Plea bargains are often misunderstood

Jefferson City criminal defense lawyerSometimes we read opinions in the media or online–and knowing just what we have been told–we may tend to accept the viewpoints expressed. The great exception, however, is when we happen to have inside information on the story. Suddenly we understand how limited the public perception can be. We see how the criticism does not conform to the reality. Now, if WE see the defects when we DO know the score, shouldn’t that engender some skepticism (and humility) in those cases when we do not?

The news this week was that Eric Feltner (former chief of staff for Lt. Gov. Peter Kinder) pled guilty to the misdemeanor of “displaying sexually explicit materials.” He had originally been charged with two misdemeanor counts of attempting to provide pornography to a minor.

The court–following the plea agreement between the defendant and the prosecutor–sentenced Feltner to 60 days Jail, suspended the sentence and put him on 2 years probation on the condition that Feltner complete 100 hours community service, and that Feltner not use the internet except for business purposes. Feltner must now register as a sex offender in the county where he lives (for at least the next ten years).

Internet blogs and comments are steaming with uninformed rants, such as in this article from the political blog FiredupMissouri: Cole Co. Prosecutor Mark Richardson Continues to Coddle Republican Sex Offenders

FiredUp’s partisan attack on the prosecution declared the result “sickening,” demonstrating FiredUp’s superficial understanding of the criminal justice system. The blogger, who uses the moniker “Howard Beale,” complained that Richardson delayed a year before the filing of charges. Beale had earlier complained that felony charges–not misdemeanor–should have been filed. And he complained that the sentence was too lenient.  Such criticism, coming from an outsider, seems unfair.

A few points:

  • Taking a year to file the charge: If such a delay suggests anything, it’s that this case was not strong to begin with. It sounds like the prosecutor worked it for a year–and with the statute of limitations about to run out–he filed the best case he had. This is totally standard operating procedure.
  • Not filing felony charges: How anyone could level this charge without reading all the reports is, to me, a mystery. A complete total mystery.
  • The sentence was too lenient: Everybody’s an expert on this? Right? That depends on the evidence. This misdemeanor charge is not minor-related. The initial accusations were, but the law that Feltner admitted violating makes no reference to any victim (of any age). If the evidence was weak, the prosecutor may have believed this plea bargain was the best result he could get, considering the possibility of a not guilty verdict.

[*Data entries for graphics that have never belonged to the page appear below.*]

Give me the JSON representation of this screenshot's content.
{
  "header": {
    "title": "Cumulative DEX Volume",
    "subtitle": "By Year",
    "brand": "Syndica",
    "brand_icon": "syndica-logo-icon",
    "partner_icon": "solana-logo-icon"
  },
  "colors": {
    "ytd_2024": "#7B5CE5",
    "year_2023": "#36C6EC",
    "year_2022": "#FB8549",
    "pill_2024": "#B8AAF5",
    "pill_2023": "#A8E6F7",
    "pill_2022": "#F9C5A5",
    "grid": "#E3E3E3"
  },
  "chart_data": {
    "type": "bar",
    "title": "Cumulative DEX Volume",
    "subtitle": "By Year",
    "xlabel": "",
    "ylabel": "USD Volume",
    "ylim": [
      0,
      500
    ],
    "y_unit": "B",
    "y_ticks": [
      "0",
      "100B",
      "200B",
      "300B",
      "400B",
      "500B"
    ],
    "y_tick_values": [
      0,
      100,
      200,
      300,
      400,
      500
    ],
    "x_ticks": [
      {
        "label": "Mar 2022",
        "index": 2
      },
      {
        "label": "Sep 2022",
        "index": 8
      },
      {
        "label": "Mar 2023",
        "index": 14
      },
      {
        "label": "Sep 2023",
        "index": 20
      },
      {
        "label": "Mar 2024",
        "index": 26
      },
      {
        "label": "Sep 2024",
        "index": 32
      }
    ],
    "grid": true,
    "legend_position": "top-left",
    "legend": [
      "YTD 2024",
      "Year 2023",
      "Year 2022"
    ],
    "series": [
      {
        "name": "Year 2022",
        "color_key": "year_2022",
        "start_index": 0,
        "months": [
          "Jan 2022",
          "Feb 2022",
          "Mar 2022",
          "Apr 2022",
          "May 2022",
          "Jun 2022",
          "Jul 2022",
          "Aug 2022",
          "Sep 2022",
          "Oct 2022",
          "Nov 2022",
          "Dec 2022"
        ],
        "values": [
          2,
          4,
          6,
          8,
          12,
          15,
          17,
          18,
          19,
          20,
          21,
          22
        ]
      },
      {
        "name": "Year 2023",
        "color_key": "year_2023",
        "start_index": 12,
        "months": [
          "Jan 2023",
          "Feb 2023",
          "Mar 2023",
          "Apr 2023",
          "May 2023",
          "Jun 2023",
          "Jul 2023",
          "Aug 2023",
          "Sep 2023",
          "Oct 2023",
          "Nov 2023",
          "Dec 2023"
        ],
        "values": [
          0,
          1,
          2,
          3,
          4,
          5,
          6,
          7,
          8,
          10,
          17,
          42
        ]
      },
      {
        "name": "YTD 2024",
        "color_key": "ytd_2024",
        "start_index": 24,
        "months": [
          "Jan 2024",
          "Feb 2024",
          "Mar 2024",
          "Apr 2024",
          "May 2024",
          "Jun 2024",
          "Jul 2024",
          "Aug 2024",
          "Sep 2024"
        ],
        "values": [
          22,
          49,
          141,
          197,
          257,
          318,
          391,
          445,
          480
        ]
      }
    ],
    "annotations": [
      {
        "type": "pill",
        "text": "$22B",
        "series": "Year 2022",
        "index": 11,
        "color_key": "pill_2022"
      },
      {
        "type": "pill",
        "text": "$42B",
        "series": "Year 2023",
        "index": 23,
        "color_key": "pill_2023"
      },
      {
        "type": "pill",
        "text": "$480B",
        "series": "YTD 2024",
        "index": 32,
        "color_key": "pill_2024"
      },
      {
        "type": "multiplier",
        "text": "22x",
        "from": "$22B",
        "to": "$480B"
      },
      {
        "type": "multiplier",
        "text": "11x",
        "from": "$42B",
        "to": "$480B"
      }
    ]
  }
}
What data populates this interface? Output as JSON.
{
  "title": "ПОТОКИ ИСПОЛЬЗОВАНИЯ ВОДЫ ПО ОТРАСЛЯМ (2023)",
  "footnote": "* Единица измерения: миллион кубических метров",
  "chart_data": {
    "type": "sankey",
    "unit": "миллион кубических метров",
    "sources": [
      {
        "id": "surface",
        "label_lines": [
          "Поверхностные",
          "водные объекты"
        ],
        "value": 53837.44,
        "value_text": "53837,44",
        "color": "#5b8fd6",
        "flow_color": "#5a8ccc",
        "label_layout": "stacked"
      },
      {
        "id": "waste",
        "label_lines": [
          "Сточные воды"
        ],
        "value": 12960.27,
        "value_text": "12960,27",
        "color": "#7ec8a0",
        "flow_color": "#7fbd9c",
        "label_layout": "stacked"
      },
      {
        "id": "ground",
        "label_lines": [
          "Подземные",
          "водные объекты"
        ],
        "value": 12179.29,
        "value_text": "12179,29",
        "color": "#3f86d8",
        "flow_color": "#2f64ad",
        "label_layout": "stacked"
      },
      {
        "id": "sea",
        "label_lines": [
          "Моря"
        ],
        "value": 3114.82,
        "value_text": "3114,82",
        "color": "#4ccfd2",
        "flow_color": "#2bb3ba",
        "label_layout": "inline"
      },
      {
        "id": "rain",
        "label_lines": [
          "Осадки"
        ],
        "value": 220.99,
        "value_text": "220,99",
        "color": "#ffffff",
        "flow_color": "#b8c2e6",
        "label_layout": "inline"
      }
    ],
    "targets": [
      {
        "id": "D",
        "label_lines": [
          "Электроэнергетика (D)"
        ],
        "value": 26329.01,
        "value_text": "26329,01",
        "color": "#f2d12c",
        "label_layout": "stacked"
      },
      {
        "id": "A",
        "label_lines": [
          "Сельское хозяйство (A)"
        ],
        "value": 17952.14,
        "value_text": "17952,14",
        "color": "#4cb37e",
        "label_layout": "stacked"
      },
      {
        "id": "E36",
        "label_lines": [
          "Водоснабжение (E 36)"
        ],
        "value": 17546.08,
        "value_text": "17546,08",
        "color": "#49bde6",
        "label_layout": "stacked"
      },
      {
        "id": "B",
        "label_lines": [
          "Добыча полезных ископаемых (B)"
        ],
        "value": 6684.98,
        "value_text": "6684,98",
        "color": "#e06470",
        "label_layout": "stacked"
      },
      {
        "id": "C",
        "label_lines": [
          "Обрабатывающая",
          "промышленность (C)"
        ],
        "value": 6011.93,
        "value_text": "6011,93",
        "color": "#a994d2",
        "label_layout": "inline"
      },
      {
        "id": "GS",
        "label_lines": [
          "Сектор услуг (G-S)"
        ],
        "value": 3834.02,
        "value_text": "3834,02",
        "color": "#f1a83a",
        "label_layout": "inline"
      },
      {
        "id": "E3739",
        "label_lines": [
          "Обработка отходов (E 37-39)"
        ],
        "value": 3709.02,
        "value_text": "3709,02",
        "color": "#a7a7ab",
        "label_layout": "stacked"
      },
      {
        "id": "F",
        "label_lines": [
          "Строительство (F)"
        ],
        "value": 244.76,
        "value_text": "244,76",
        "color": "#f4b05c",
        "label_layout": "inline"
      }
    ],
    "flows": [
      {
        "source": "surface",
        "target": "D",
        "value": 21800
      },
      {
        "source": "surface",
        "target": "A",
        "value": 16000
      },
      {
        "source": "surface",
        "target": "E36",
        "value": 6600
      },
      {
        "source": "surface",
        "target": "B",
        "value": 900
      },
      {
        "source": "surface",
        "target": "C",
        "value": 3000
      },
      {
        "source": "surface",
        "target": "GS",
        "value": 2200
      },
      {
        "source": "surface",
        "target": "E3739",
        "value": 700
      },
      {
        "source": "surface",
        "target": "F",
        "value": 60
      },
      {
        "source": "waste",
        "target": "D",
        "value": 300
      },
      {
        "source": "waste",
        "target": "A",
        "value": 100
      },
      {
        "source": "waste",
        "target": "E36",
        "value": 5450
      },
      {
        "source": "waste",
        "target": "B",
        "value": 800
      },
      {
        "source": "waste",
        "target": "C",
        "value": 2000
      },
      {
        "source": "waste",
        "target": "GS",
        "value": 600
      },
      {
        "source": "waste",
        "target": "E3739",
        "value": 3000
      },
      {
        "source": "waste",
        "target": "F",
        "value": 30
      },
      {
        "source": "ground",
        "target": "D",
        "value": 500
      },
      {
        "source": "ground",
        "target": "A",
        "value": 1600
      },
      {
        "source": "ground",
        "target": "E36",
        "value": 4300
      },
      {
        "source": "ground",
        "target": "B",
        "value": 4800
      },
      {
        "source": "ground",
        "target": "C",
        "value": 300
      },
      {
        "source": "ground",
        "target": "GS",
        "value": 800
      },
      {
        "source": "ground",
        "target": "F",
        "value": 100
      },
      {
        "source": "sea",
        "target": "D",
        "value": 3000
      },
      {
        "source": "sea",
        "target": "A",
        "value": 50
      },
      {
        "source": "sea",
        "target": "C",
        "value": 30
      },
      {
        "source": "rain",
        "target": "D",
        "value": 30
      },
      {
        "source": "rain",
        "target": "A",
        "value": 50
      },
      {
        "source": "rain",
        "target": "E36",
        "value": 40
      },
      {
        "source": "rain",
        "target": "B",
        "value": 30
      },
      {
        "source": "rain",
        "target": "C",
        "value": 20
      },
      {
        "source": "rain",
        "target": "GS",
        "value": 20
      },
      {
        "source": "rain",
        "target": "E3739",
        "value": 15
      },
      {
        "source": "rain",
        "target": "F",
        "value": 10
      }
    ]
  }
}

If he thought the accused was a future danger, he may have believed it more important to get this fellow into the record books. Two considerations may have been in play:

  1. Feltner must now register as a sex offender. His neighbors will be able to track him.
  2. Although this was a misdemeanor, any second offense will be a felonyClick here to read the statute.

The prosecutor (like his critics) may not have been satisfied with this result, but decided that half a loaf was better than none. I don’t know myself, but without more, I’d give him the benefit of the doubt.